Un evento di grande gioia e speranza per la Chiesa di Bergamo. Domani alle 17, in Cattedrale, nel corso di una solenne Concelebrazione eucaristica, il vescovo Francesco Beschi ordinerà sacerdoti nove diaconi (il rito sarà trasmesso in diretta su BergamoTv). Questi i loro nomi e le parrocchie di provenienza: don Lorenzo Bellini, 25 anni, di Telgate; don Paolo Capelletti, 25 anni, di Cologno al Serio; don Marco Nicoli, 27 anni, di Desenzano al Serio; don Andrea Patelli, 30 anni, di Credaro; don Attilio Rossoni, 39 anni, di Colognola in città; don Gabriele Trevisan, 26 anni, di Pontida; don Andrea Vecchi, 29 anni, di Villa di Serio; don Matteo Vezzoli, 27 anni, di Romano; don Simone Zappella, 31 anni, di Chiuduno. Il rito delle ordinazioni è contrassegnato da momenti intensi. Il primo è la presentazione e l’elezione degli ordinandi.
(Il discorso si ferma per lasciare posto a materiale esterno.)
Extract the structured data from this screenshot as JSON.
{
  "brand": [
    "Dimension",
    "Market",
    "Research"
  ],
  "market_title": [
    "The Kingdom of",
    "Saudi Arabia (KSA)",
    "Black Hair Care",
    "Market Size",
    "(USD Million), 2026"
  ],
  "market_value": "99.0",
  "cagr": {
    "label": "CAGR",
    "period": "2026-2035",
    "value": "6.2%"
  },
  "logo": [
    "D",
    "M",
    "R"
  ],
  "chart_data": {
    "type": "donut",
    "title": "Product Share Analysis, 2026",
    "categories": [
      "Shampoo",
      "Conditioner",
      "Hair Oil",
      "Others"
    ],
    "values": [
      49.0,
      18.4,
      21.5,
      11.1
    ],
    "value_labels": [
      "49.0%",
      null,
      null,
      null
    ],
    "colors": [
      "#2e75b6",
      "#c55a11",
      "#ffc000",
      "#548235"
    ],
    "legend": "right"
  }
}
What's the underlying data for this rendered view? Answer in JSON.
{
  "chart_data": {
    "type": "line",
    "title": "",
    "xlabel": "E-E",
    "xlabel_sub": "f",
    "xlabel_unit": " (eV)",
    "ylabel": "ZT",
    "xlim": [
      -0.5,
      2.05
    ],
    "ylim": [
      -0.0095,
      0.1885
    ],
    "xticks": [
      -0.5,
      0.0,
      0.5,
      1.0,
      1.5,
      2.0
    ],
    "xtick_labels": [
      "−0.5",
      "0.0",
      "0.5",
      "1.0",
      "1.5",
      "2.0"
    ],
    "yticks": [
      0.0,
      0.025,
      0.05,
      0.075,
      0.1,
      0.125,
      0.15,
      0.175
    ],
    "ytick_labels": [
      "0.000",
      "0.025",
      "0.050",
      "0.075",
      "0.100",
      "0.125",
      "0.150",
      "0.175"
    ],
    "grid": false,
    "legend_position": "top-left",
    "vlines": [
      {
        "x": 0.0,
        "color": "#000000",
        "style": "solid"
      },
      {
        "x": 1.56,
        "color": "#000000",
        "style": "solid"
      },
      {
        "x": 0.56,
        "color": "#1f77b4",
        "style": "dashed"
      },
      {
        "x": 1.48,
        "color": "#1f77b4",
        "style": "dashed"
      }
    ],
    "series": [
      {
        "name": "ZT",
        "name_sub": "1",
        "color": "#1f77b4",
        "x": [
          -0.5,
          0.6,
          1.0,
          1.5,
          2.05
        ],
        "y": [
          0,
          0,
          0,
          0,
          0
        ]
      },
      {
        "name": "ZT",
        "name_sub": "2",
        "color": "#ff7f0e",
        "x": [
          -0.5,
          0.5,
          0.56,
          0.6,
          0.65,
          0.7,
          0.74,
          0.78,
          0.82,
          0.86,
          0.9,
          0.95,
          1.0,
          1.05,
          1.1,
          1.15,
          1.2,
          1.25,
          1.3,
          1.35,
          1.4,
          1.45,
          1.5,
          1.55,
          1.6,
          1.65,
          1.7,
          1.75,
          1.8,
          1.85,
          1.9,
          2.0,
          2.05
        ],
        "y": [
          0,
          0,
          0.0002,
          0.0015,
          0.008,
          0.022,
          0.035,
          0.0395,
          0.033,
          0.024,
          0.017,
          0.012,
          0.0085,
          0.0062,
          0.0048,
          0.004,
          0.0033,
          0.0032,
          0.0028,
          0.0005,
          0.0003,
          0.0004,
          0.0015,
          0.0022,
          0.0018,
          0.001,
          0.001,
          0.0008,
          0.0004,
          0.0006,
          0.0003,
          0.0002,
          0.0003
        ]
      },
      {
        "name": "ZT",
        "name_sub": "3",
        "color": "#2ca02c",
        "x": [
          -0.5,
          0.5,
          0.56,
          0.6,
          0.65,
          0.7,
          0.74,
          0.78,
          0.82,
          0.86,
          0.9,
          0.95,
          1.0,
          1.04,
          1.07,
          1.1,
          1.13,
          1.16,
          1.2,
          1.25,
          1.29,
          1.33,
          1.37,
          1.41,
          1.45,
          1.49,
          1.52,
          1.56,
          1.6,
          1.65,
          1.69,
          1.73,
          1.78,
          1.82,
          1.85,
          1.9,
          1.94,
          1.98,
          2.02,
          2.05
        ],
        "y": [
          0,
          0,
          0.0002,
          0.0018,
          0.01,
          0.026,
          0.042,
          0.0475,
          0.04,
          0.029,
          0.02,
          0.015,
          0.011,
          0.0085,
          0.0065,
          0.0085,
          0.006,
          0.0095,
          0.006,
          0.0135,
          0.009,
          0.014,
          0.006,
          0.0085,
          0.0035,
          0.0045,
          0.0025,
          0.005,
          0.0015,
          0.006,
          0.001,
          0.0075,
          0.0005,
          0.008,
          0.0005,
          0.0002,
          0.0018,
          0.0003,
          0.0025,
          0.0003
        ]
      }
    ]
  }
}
Don Gustavo Bergamelli, rettore del Seminario, li chiamerà per nome e loro risponderanno «Eccomi!», segno della disponibilità ad accogliere il sacerdozio. Poi davanti al vescovo, a cui don Bergamelli chiederà la loro ordinazione. Dopo l’omelia, gli ordinandi si disporranno ancora davanti al vescovo per le interrogazioni sui loro impegni: esercitare per sempre il ministero sacerdotale, predicare la Parola di Dio, insegnare la fede cattolica, celebrare i Sacramenti, pregare assiduamente, consacrare la vita per la salvezza degli uomini. Ogni ordinando si avvicinerà al vescovo, promettendo «filiale rispetto e obbedienza» a lui e ai successori. Poi gli ordinandi si prostreranno a terra, mentre l’assemblea intonerà le Litanie dei Santi, segno della convocazione in preghiera della Chiesa di ogni tempo. Poi, durante il canto del «Veni Creator», il vescovo imporrà le mani sul loro capo, segno della trasmissione dello Spirito, e reciterà la preghiera di ordinazione. Gesti poi ripetuti dai concelebranti. Da questo momento saranno sacerdoti per sempre. Seguiranno la vestizione degli abiti sacerdotali (stola e casula) e l’unzione delle mani con il sacro Crisma, per significare la particolare partecipazione al sacerdozio di Cristo. Quindi il vescovo metterà il calice con il vino e la patena con il pane nelle loro mani, segno della centralità dell’Eucaristia nella vita di ogni prete. Infine l’abbraccio con il vescovo e i concelebranti, fra il caloroso applauso di parenti, amici e fedeli.